“Lenders like the security of a person living in a home because it’s the best possible security,” explains Butler. “Lenders are confident that if someone is living in the home full-time, then there is a really good chance that they’ll want to keep a roof over their head, and that means they’ll make their mortgage payments. It’s why ‘owner-occupied’ is often part of the mortgage contract.”
In fact, mortgage lenders aren’t fazed at all if you rent out a portion of your home to make extra money—and they don’t care if you make this money through a leased tenant, via short-term rentals or by boarding a foreign-exchange student.
“As long as you keep living there, the bank has no interest in what you do,” says Butler. (However, insurance companies do care if you use your home to earn extra cash, so you’ll need to keep them informed.
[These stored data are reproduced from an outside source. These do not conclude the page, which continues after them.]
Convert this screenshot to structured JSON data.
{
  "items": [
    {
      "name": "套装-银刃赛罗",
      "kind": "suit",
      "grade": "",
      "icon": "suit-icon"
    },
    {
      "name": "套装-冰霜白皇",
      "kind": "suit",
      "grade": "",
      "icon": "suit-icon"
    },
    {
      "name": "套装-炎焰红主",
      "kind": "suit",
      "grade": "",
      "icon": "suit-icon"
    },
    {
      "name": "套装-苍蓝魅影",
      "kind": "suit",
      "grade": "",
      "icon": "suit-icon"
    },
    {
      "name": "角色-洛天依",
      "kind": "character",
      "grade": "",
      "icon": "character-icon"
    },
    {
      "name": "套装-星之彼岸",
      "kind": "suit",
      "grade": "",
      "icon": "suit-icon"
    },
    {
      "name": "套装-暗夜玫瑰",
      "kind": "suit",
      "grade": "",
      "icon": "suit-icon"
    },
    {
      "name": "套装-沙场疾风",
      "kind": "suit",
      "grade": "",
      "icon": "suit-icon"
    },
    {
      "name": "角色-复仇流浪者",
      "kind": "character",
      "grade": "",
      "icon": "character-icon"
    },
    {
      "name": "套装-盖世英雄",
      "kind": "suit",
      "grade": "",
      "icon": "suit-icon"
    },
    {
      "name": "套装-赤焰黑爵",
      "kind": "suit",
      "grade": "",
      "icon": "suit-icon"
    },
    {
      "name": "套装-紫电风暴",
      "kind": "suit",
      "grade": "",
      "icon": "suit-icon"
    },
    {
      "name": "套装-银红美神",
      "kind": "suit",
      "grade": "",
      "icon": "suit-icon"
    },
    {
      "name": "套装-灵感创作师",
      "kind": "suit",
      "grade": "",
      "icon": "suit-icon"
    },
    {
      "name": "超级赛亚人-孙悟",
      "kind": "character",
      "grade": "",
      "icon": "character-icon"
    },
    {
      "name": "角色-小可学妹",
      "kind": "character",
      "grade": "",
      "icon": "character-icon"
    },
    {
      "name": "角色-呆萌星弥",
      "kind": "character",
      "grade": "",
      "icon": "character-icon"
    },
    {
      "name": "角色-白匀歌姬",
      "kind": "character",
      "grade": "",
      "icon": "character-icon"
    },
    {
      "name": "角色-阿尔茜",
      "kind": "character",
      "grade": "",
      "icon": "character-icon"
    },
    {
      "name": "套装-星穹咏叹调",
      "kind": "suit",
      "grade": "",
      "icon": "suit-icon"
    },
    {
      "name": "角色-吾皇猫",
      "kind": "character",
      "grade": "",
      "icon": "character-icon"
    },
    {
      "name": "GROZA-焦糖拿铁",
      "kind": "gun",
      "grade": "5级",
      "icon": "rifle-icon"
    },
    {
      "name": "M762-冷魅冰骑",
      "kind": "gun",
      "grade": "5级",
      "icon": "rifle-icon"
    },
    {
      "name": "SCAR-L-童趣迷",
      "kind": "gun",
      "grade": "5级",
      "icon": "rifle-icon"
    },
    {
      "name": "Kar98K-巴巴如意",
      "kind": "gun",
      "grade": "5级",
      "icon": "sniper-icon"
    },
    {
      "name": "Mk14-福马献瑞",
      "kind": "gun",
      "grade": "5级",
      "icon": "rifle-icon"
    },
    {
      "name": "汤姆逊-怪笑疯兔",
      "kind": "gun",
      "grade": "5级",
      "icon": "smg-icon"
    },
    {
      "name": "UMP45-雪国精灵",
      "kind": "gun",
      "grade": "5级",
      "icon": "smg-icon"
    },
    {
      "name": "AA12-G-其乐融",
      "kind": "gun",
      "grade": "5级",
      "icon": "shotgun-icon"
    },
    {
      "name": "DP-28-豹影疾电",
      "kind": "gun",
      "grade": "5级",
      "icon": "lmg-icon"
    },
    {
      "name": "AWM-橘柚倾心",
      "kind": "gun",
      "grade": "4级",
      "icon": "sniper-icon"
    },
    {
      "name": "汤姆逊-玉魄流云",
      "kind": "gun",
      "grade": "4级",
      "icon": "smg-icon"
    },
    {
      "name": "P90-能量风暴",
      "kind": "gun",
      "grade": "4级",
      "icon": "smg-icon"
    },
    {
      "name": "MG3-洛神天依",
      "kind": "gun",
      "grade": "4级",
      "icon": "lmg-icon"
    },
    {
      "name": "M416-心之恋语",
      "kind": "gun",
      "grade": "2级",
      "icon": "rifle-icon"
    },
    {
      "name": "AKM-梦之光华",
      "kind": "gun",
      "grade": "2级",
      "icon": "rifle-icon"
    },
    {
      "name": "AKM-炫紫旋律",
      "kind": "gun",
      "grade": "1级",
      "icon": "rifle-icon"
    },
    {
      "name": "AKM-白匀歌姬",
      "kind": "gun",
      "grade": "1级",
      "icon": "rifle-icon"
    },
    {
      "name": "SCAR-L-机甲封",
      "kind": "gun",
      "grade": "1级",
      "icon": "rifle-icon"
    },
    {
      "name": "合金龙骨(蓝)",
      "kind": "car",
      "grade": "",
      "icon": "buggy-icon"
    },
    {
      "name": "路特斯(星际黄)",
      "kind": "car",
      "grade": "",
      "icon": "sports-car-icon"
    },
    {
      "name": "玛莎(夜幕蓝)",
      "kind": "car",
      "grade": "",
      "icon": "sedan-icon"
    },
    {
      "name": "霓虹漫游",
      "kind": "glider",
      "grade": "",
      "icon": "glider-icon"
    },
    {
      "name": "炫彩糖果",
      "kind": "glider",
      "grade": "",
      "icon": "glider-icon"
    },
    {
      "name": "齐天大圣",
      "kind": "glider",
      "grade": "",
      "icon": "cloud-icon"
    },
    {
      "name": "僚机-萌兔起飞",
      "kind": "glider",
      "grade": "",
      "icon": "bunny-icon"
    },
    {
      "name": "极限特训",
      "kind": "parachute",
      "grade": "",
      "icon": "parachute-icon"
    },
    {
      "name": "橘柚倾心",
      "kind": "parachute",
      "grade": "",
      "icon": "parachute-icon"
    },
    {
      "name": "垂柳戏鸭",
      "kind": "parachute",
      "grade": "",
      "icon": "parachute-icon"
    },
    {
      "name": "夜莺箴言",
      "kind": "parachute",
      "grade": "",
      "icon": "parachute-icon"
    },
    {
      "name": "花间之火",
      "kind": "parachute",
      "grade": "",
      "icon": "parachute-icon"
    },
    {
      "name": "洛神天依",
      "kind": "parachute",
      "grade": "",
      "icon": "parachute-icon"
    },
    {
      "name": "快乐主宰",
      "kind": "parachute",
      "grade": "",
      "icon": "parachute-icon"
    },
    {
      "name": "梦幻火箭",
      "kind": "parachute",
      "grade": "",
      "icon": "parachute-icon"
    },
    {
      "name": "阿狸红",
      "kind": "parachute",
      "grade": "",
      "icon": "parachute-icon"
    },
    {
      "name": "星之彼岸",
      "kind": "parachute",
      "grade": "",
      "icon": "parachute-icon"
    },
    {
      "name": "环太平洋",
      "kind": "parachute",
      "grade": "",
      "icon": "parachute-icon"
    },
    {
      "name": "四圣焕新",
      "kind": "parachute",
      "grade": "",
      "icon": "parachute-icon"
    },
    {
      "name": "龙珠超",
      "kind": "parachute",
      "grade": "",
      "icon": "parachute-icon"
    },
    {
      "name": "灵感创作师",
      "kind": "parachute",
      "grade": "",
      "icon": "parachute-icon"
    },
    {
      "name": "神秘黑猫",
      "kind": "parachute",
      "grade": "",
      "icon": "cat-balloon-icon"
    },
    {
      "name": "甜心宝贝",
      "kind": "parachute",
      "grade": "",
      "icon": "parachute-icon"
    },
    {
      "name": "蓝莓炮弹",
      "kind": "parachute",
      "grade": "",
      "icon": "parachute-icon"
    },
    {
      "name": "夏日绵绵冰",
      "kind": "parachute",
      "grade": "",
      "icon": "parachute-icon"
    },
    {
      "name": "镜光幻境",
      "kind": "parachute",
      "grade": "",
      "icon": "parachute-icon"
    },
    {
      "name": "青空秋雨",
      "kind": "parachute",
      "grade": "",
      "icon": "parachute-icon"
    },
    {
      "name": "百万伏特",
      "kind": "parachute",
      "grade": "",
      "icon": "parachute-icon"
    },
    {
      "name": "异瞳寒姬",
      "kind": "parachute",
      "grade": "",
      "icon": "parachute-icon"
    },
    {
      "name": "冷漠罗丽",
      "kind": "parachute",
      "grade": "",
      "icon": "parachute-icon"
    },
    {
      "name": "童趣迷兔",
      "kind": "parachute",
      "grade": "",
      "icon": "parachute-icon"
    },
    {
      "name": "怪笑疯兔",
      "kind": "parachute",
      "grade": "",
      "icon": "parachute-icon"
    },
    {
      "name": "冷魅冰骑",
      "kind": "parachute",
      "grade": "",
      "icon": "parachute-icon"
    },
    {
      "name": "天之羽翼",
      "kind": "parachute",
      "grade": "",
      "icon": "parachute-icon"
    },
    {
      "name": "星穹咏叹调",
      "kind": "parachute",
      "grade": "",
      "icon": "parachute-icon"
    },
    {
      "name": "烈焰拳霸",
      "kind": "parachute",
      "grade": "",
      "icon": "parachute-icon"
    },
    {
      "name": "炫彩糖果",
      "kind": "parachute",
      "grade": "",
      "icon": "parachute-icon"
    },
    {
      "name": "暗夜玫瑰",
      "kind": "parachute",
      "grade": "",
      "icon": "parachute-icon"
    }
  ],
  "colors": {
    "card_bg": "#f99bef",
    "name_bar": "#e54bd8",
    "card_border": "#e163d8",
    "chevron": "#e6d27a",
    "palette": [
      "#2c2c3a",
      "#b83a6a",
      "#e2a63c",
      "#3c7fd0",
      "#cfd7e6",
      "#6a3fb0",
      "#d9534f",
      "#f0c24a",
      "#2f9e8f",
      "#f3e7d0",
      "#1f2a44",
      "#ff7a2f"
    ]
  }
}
For details, read here.)
What if you don’t live in the property you rent out?
Let’s say you move out of your principal residence, but continue to use it for short-term rentals while you continue to pay down the mortgage. Technically, you need to notify your lender—and, currently, no bank or residential mortgage lender in Canada will offer a mortgage on a property used solely for short-term rentals. So you would need to apply for a commercial mortgage, which is significantly more expensive (more on that below).
However, there’s no active enforcement of this…yet.
“Airbnb and the short-term rental phenomenon is fairly new [in Canada],” says Butler. He estimates that the short-term rental market only began to radically expand in the last 18 to 24 months. There hasn’t been enough time for lenders to implement any meaningful policies regarding the use of a property for short-term rentals—but that doesn’t mean policy changes aren’t coming.
“Unless a property is sold, all mortgages renew,” explains Butler. In other words, for now, the mortgage on your Airbnb property is likely safe as long as you continue to own it. However, Butler says, “some lenders may choose to start implementing a review of properties upon renewal. A simple search can show whether or not a property has been rented out on a short-term basis, [and] as soon as a lender finds that your property is being used as a short-term rental, they can choose not to renew your mortgage.”